Stratégie de la Suisse en matière d'accès au marché et d'échange de renseignements en matière fiscale

Le 14 juin dernier, le DFF a rendu public un rapport intitulé « Exigences réglementaires relatives à la gestion de fortune transfrontière en Suisse et options stratégiques ». Le rapport a été rédigé par un groupe d’experts nommé en décembre 2012 et chargé d’élaborer le développement de la stratégie helvétique en matière de marchés financiers. Cette publication intervient dans un contexte européen d’accélération de l’harmonisation des réglementations financières nationales par l’élaboration d’un droit européen supérieur (single rulebook), comme par exemple dans le cadre de la capitalisation des banques (CRD IV et CRR, cf. commentaire n° 840), de la révision de la directive sur la fiscalité de l’épargne, du développement de la MiFID II, ou encore, d’une manière globale et préoccupante, en matière d’accès au marché intérieur de l’UE.

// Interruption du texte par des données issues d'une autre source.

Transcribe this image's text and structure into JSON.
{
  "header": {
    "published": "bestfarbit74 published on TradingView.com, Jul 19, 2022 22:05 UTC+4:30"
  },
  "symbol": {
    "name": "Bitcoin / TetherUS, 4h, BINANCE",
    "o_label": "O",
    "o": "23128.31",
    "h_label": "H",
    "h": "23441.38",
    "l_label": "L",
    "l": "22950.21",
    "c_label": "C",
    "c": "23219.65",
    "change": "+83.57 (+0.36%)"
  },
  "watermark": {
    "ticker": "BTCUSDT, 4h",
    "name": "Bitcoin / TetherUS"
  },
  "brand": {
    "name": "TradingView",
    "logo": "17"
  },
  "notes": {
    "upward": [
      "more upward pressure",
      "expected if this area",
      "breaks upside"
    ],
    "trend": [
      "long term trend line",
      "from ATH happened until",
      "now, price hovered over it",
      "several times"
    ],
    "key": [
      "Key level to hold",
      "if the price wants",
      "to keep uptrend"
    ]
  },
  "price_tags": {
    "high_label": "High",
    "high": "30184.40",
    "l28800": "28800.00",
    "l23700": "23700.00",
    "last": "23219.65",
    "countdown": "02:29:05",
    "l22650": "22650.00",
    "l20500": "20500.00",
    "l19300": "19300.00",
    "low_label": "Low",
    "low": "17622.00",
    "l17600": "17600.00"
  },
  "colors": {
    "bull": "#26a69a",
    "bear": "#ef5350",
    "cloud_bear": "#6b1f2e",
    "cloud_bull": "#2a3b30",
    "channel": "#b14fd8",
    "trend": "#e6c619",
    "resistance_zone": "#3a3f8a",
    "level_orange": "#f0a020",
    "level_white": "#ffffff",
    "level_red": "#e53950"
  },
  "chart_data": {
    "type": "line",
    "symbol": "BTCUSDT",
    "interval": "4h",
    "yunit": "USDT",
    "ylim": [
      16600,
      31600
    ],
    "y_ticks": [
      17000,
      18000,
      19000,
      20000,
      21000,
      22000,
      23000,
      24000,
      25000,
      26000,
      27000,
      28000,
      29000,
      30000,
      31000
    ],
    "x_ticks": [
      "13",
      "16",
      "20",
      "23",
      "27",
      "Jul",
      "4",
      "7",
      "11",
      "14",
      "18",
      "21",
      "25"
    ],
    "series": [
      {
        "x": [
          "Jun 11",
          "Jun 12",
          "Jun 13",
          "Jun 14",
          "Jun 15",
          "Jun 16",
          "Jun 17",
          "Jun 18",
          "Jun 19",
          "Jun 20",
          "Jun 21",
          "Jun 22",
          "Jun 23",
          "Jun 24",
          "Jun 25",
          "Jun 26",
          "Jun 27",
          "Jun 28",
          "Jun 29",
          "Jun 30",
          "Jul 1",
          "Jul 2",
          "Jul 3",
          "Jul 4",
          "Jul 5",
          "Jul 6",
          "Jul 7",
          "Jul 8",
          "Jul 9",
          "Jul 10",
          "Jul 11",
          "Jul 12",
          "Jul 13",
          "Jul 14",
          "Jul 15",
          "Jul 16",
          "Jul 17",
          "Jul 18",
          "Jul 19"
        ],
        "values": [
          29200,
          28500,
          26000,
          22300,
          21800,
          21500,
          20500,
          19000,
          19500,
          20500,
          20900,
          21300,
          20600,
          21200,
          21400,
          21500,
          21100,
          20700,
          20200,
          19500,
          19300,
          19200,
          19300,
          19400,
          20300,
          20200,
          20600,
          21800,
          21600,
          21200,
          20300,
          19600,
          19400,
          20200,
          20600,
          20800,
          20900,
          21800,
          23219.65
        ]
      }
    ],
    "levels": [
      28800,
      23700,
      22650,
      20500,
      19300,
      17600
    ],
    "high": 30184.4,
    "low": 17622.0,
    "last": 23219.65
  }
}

Sur ce dernier point, le groupe d’experts relève que l’accès aux marchés financiers européens représente l’un des plus importants enjeux de la place financière suisse pour la création de valeur et d’emploi. Il lui apparaît dès lors urgent d’examiner l’évolution des conditions-cadres régissant la gestion de fortune transfrontière et d’assurer, en matière fiscale, une assistance administrative, une entraide judiciaire et une imposition correctes des clients étrangers des banques suisses tout en demeurant très exigeant à l’égard de l’OCDE et de l’UE en matière de respect des principes de réciprocité, de spécialité et de proportionnalité. La Suisse doit agir car la tendance au protectionnisme européen se confirme et promet un durcissement de l’accès aux marchés financiers pour les Etats tiers, tendance potentiellement accentuée par l’exploitation par les Etats membres de toute éventuelle lacune qui subsisterait dans l’harmonisation des règles d’accès à ces marchés.

Le rapport précité est organisé en quatre chapitres. Le premier place tout d’abord les stratégies actuelles de la Suisse dans le contexte financier international. Sont ensuite présentés les différents types d’échange automatique de renseignements en matière fiscale ainsi que l’étendue des renseignements échangés pour chacun de ces types. Dans le même chapitre, le groupe d’experts propose un état des lieux sur l’accès actuel des gérants de fortune helvétiques au marché international avec notamment une brève analyse de l’impact de MiFID II sur ce secteur. Le troisième chapitre expose les quatre options stratégiques retenues relevant des questions de fiscalité internationale, en intégrant la problématique de la régularisation du passé et en détaillant les avantages et inconvénients de chaque option. Enfin, dans un quatrième et dernier chapitre « Recommandations », les experts suggèrent une stratégie globale fondée sur les options envisagées et tendant vers l’acceptation conditionnelle de l’échange automatique de renseignements.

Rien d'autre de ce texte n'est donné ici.